Methods. MRI scans and plain radiographs were obtained for 29 patients recruited into randomized placebo-controlled trials of anti-tumor necrosis factor [alpha] (anti-TNF[alpha]) therapy. MRI was conducted at baseline, 12 or 24 weeks (n = 29), and 2 years (n = 22), while radiography was conducted at baseline and 2 years. A persistent CIL was defined as a CIL that was found on all available scans. A resolved CIL was defined as having completely disappeared on either the second or third scan. A validation cohort consisted of 41 AS patients followed up prospectively. Anonymized MRIs were assessed independently by 3 readers who were blinded with regard to radiographic findings.

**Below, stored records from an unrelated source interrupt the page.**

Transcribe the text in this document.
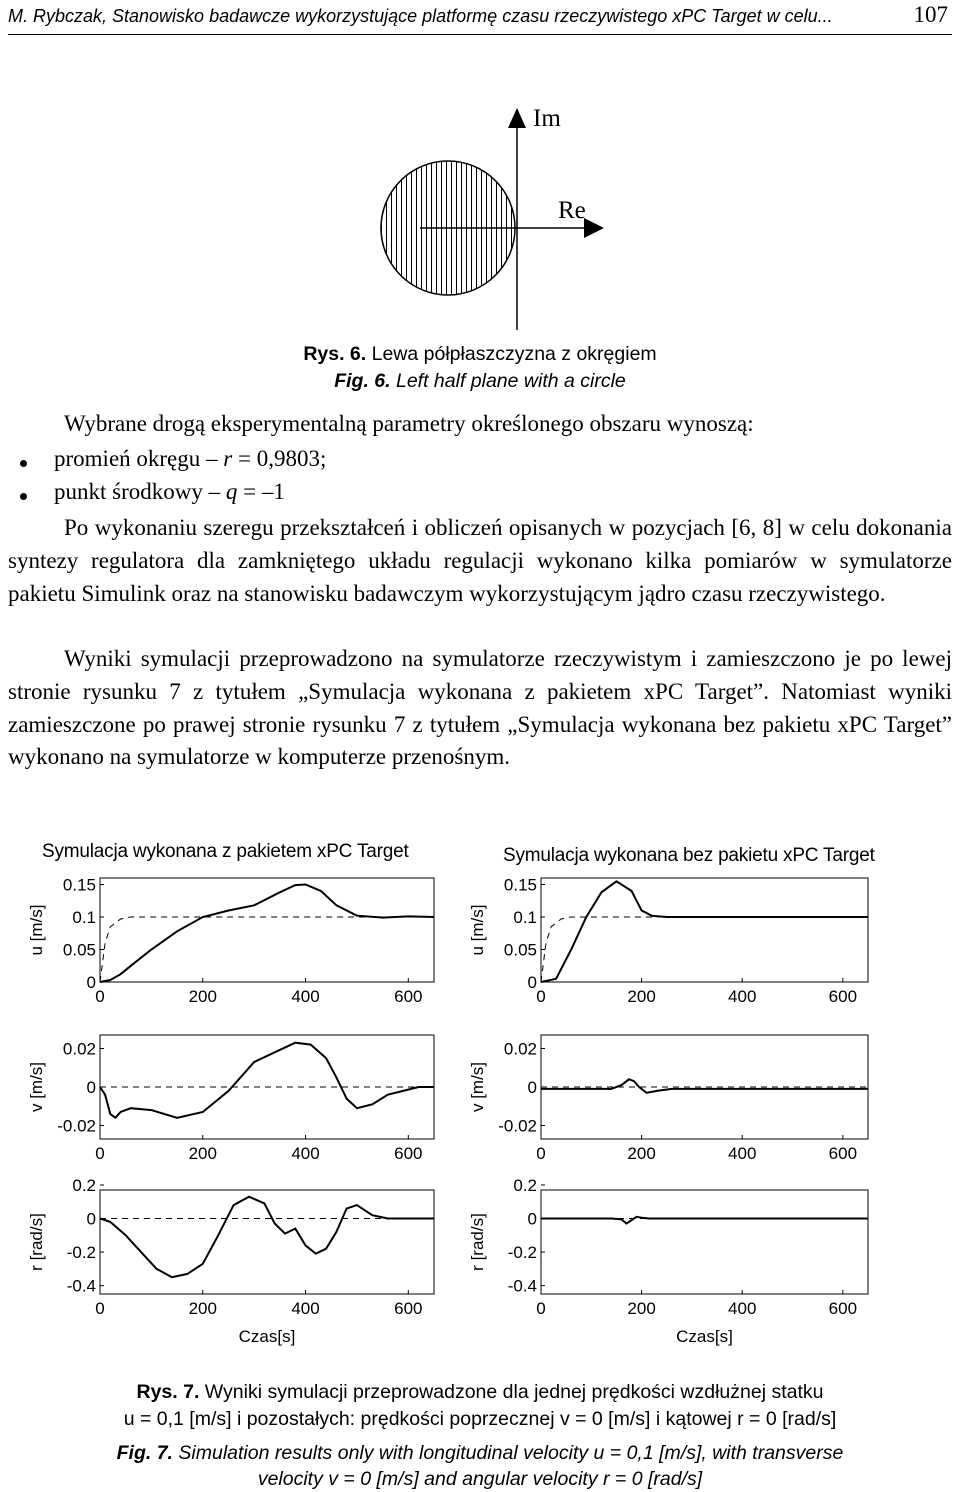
M. Rybczak, Stanowisko badawcze wykorzystujące platformę czasu rzeczywistego xPC Target w celu...	107
Im
Re
Rys. 6. Lewa półpłaszczyzna z okręgiem
Fig. 6. Left half plane with a circle
Wybrane drogą eksperymentalną parametry określonego obszaru wynoszą:
promień okręgu – r = 0,9803;
punkt środkowy – q = –1
Po wykonaniu szeregu przekształceń i obliczeń opisanych w pozycjach [6, 8] w celu dokonania syntezy regulatora dla zamkniętego układu regulacji wykonano kilka pomiarów w symulatorze pakietu Simulink oraz na stanowisku badawczym wykorzystującym jądro czasu rzeczywistego.
Wyniki symulacji przeprowadzono na symulatorze rzeczywistym i zamieszczono je po lewej stronie rysunku 7 z tytułem „Symulacja wykonana z pakietem xPC Target”. Natomiast wyniki zamieszczone po prawej stronie rysunku 7 z tytułem „Symulacja wykonana bez pakietu xPC Target” wykonano na symulatorze w komputerze przenośnym.
Symulacja wykonana z pakietem xPC Target	Symulacja wykonana bez pakietu xPC Target
0
0.05
0.1
0.15
0	200	400	600
u [m/s]
0
0.05
0.1
0.15
0	200	400	600
u [m/s]
-0.02
0
0.02
0	200	400	600
v [m/s]
-0.02
0
0.02
0	200	400	600
v [m/s]
-0.4
-0.2
0
0.2
0	200	400	600
r [rad/s]
Czas[s]
-0.4
-0.2
0
0.2
0	200	400	600
r [rad/s]
Czas[s]
Rys. 7. Wyniki symulacji przeprowadzone dla jednej prędkości wzdłużnej statku
u = 0,1 [m/s] i pozostałych: prędkości poprzecznej v = 0 [m/s] i kątowej r = 0 [rad/s]
Fig. 7. Simulation results only with longitudinal velocity u = 0,1 [m/s], with transverse
velocity v = 0 [m/s] and angular velocity r = 0 [rad/s]
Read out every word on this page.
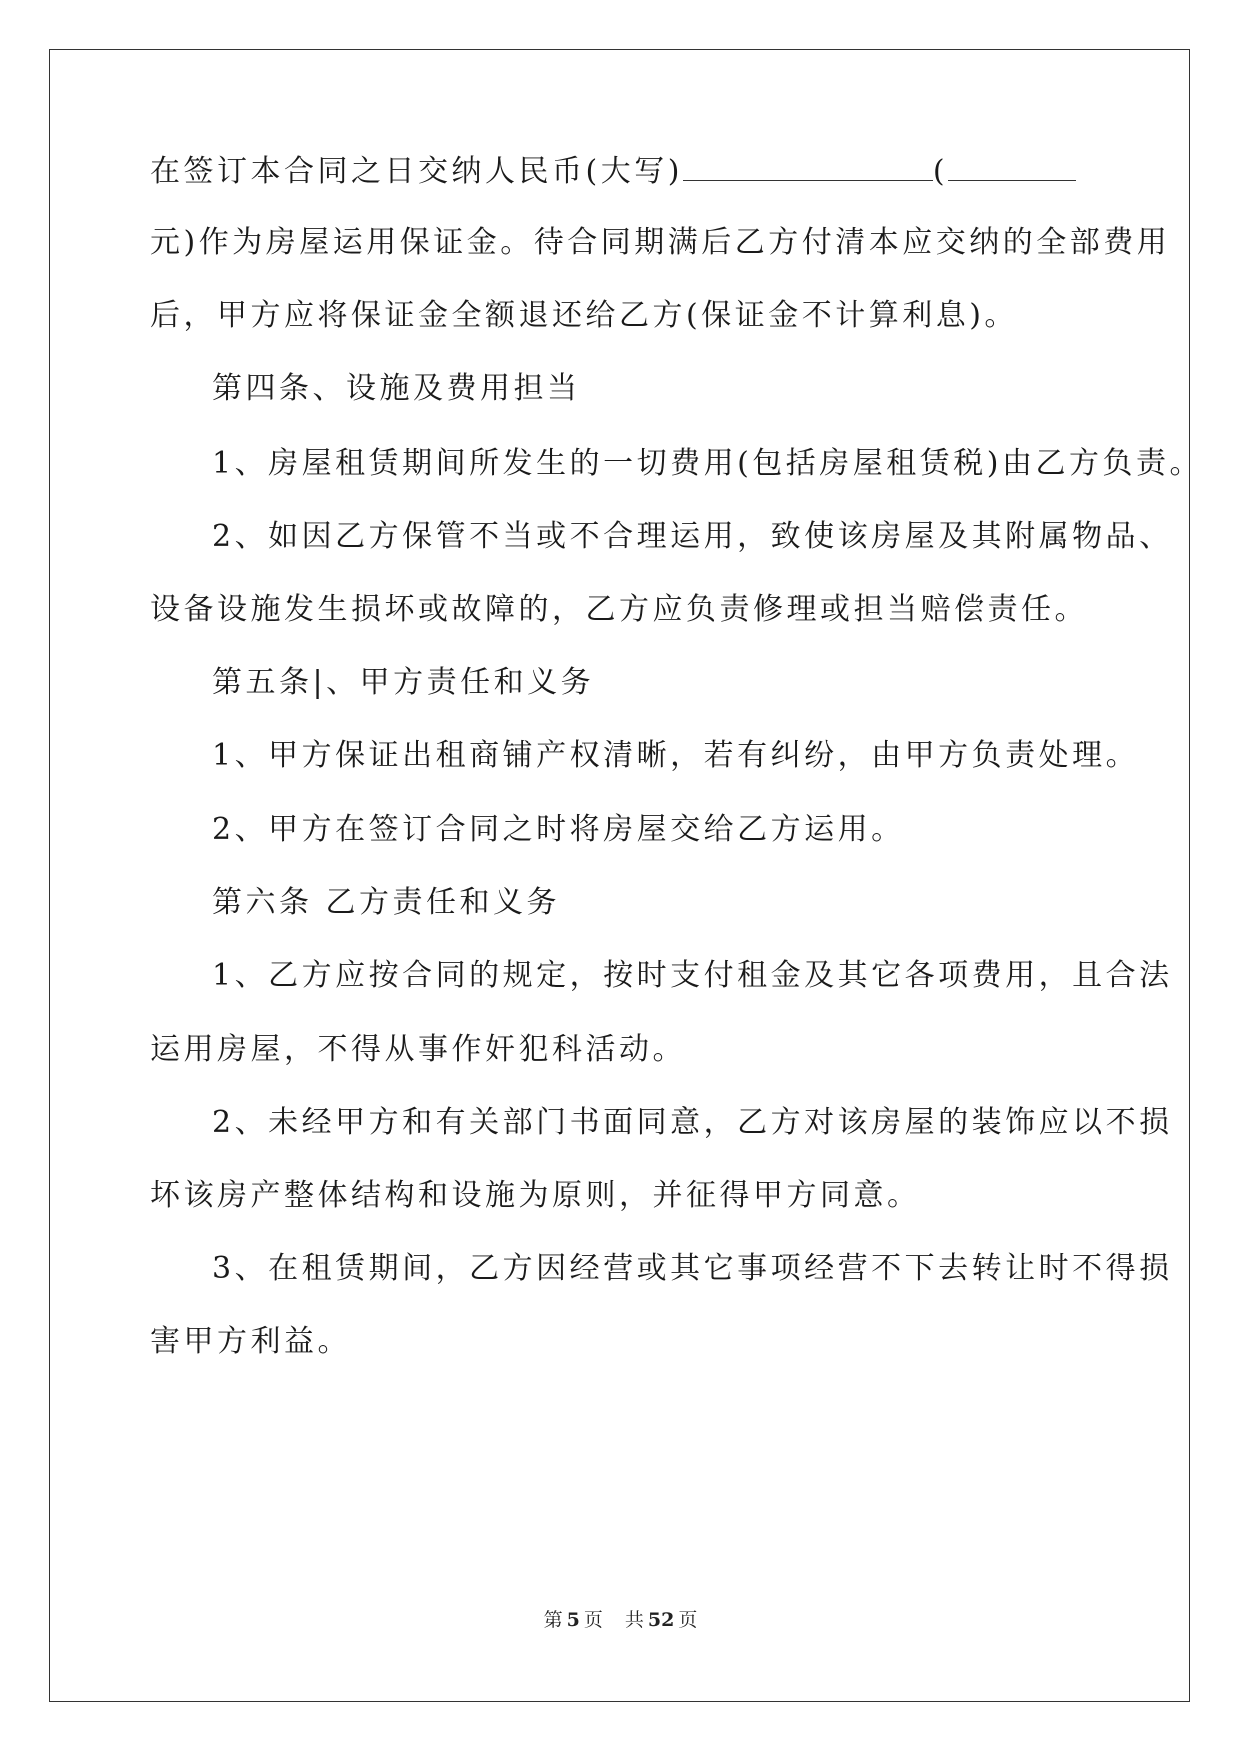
在签订本合同之日交纳人民币(大写)	(
元)作为房屋运用保证金。待合同期满后乙方付清本应交纳的全部费用
后，甲方应将保证金全额退还给乙方(保证金不计算利息)。
第四条、设施及费用担当
1、房屋租赁期间所发生的一切费用(包括房屋租赁税)由乙方负责。
2、如因乙方保管不当或不合理运用，致使该房屋及其附属物品、
设备设施发生损坏或故障的，乙方应负责修理或担当赔偿责任。
第五条|、甲方责任和义务
1、甲方保证出租商铺产权清晰，若有纠纷，由甲方负责处理。
2、甲方在签订合同之时将房屋交给乙方运用。
第六条 乙方责任和义务
1、乙方应按合同的规定，按时支付租金及其它各项费用，且合法
运用房屋，不得从事作奸犯科活动。
2、未经甲方和有关部门书面同意，乙方对该房屋的装饰应以不损
坏该房产整体结构和设施为原则，并征得甲方同意。
3、在租赁期间，乙方因经营或其它事项经营不下去转让时不得损
害甲方利益。
第 5 页 共 52 页
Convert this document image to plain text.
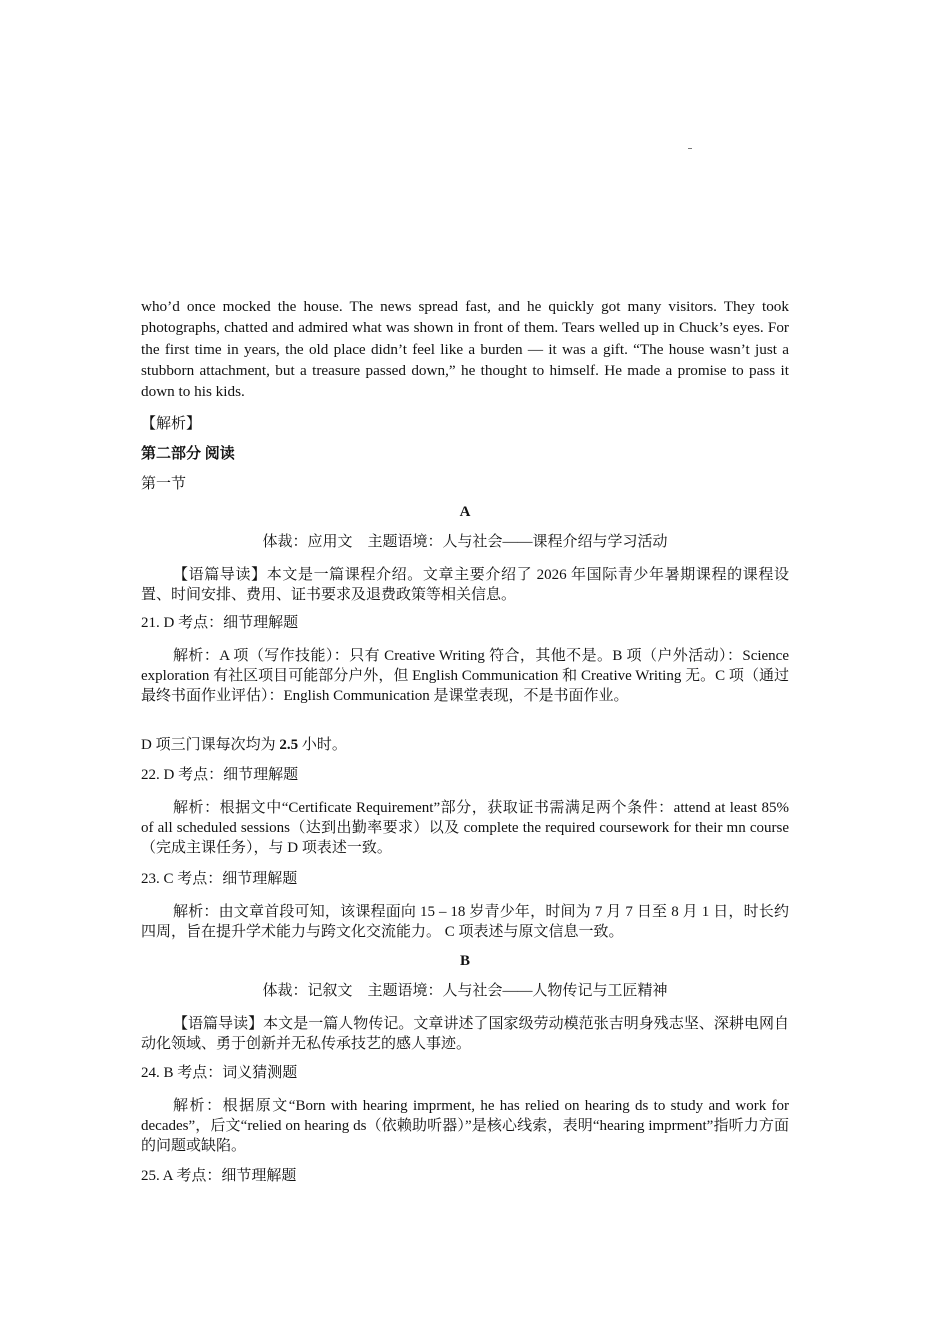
who’d once mocked the house. The news spread fast, and he quickly got many visitors. They took photographs, chatted and admired what was shown in front of them. Tears welled up in Chuck’s eyes. For the first time in years, the old place didn’t feel like a burden — it was a gift. “The house wasn’t just a stubborn attachment, but a treasure passed down,” he thought to himself. He made a promise to pass it down to his kids.

【解析】

第二部分 阅读

第一节

A

体裁：应用文　主题语境：人与社会——课程介绍与学习活动

【语篇导读】本文是一篇课程介绍。文章主要介绍了 2026 年国际青少年暑期课程的课程设置、时间安排、费用、证书要求及退费政策等相关信息。

21. D 考点：细节理解题

解析：A 项（写作技能）：只有 Creative Writing 符合，其他不是。B 项（户外活动）：Science exploration 有社区项目可能部分户外，但 English Communication 和 Creative Writing 无。C 项（通过最终书面作业评估）：English Communication 是课堂表现，不是书面作业。

D 项三门课每次均为 2.5 小时。

22. D 考点：细节理解题

解析：根据文中“Certificate Requirement”部分，获取证书需满足两个条件：attend at least 85% of all scheduled sessions（达到出勤率要求）以及 complete the required coursework for their mn course（完成主课任务），与 D 项表述一致。

23. C 考点：细节理解题

解析：由文章首段可知，该课程面向 15 – 18 岁青少年，时间为 7 月 7 日至 8 月 1 日，时长约四周，旨在提升学术能力与跨文化交流能力。 C 项表述与原文信息一致。

B

体裁：记叙文　主题语境：人与社会——人物传记与工匠精神

【语篇导读】本文是一篇人物传记。文章讲述了国家级劳动模范张吉明身残志坚、深耕电网自动化领域、勇于创新并无私传承技艺的感人事迹。

24. B 考点：词义猜测题

解析：根据原文“Born with hearing imprment, he has relied on hearing ds to study and work for decades”，后文“relied on hearing ds（依赖助听器）”是核心线索，表明“hearing imprment”指听力方面的问题或缺陷。

25. A 考点：细节理解题
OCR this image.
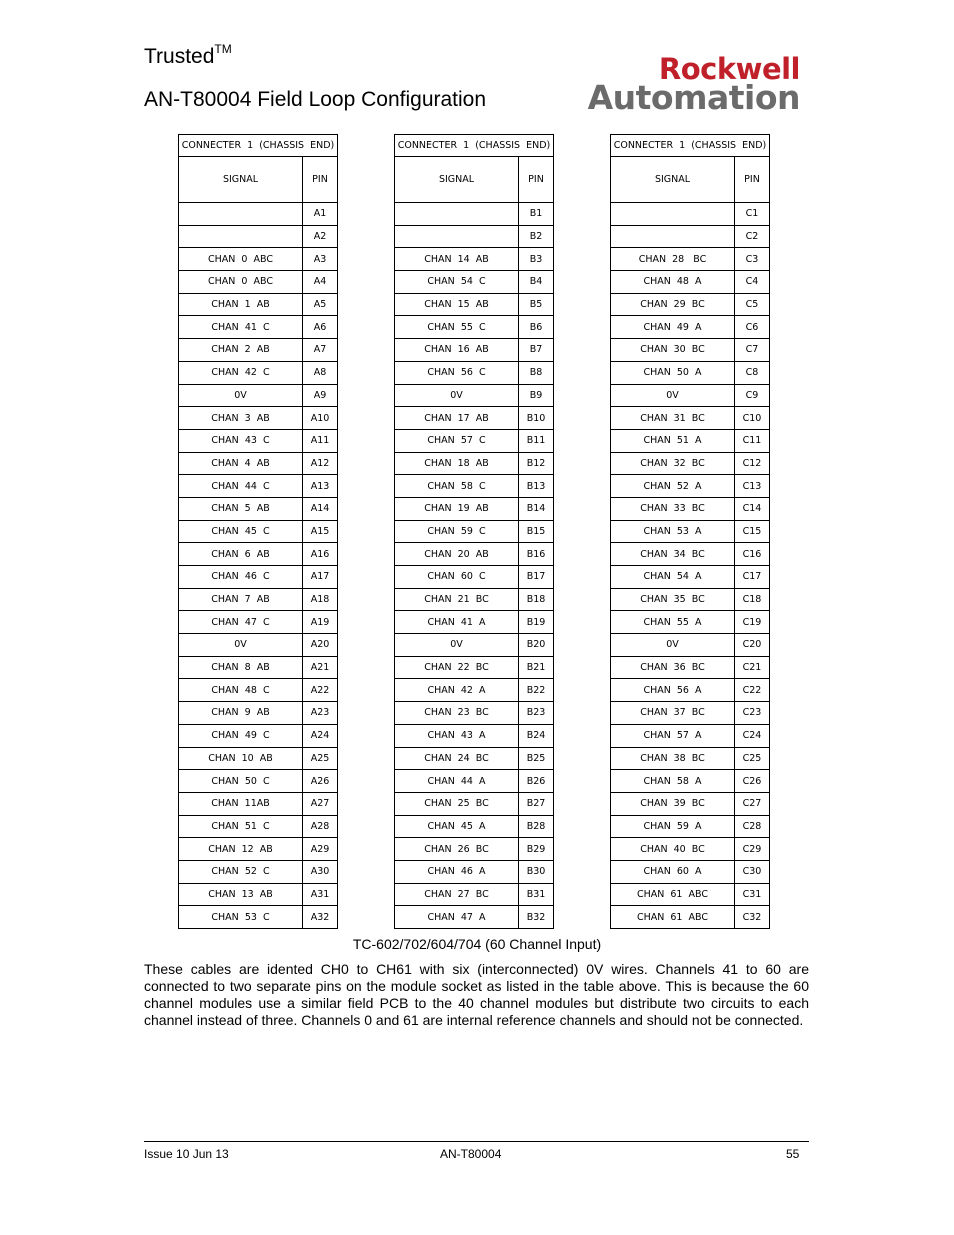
Trusted™
AN-T80004 Field Loop Configuration
Rockwell
Automation
CONNECTER  1  (CHASSIS  END)	
SIGNAL	PIN
	A1
	A2
CHAN  0  ABC	A3
CHAN  0  ABC	A4
CHAN  1  AB	A5
CHAN  41  C	A6
CHAN  2  AB	A7
CHAN  42  C	A8
0V	A9
CHAN  3  AB	A10
CHAN  43  C	A11
CHAN  4  AB	A12
CHAN  44  C	A13
CHAN  5  AB	A14
CHAN  45  C	A15
CHAN  6  AB	A16
CHAN  46  C	A17
CHAN  7  AB	A18
CHAN  47  C	A19
0V	A20
CHAN  8  AB	A21
CHAN  48  C	A22
CHAN  9  AB	A23
CHAN  49  C	A24
CHAN  10  AB	A25
CHAN  50  C	A26
CHAN  11AB	A27
CHAN  51  C	A28
CHAN  12  AB	A29
CHAN  52  C	A30
CHAN  13  AB	A31
CHAN  53  C	A32
CONNECTER  1  (CHASSIS  END)	
SIGNAL	PIN
	B1
	B2
CHAN  14  AB	B3
CHAN  54  C	B4
CHAN  15  AB	B5
CHAN  55  C	B6
CHAN  16  AB	B7
CHAN  56  C	B8
0V	B9
CHAN  17  AB	B10
CHAN  57  C	B11
CHAN  18  AB	B12
CHAN  58  C	B13
CHAN  19  AB	B14
CHAN  59  C	B15
CHAN  20  AB	B16
CHAN  60  C	B17
CHAN  21  BC	B18
CHAN  41  A	B19
0V	B20
CHAN  22  BC	B21
CHAN  42  A	B22
CHAN  23  BC	B23
CHAN  43  A	B24
CHAN  24  BC	B25
CHAN  44  A	B26
CHAN  25  BC	B27
CHAN  45  A	B28
CHAN  26  BC	B29
CHAN  46  A	B30
CHAN  27  BC	B31
CHAN  47  A	B32
CONNECTER  1  (CHASSIS  END)	
SIGNAL	PIN
	C1
	C2
CHAN  28   BC	C3
CHAN  48  A	C4
CHAN  29  BC	C5
CHAN  49  A	C6
CHAN  30  BC	C7
CHAN  50  A	C8
0V	C9
CHAN  31  BC	C10
CHAN  51  A	C11
CHAN  32  BC	C12
CHAN  52  A	C13
CHAN  33  BC	C14
CHAN  53  A	C15
CHAN  34  BC	C16
CHAN  54  A	C17
CHAN  35  BC	C18
CHAN  55  A	C19
0V	C20
CHAN  36  BC	C21
CHAN  56  A	C22
CHAN  37  BC	C23
CHAN  57  A	C24
CHAN  38  BC	C25
CHAN  58  A	C26
CHAN  39  BC	C27
CHAN  59  A	C28
CHAN  40  BC	C29
CHAN  60  A	C30
CHAN  61  ABC	C31
CHAN  61  ABC	C32
TC-602/702/604/704 (60 Channel Input)
These cables are idented CH0 to CH61 with six (interconnected) 0V wires. Channels 41 to 60 are connected to two separate pins on the module socket as listed in the table above. This is because the 60 channel modules use a similar field PCB to the 40 channel modules but distribute two circuits to each channel instead of three. Channels 0 and 61 are internal reference channels and should not be connected.
Issue 10 Jun 13	AN-T80004	55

Results. New syndesmophytes developed significantly more frequently in vertebral corners with inflammation (20%) than in those without inflammation (5.1%) seen on baseline MRI (P <= 0.008 for all reader pairs). They also developed more frequently in vertebral corners where inflammation had resolved than in those where inflammation persisted after anti-TNF treatment. This was confirmed in the analysis of the prospective cohort, in which significantly more vertebral corners with inflammation (14.3%) compared with those without inflammation (2.9%) seen on baseline MRI developed new syndesmophytes (P <= 0.003 for all reader pairs).

Conclusion. Our findings indicate that a syndesmophyte is more likely to develop from a prior inflammatory lesion, supporting a relationship between inflammation and ankylosis.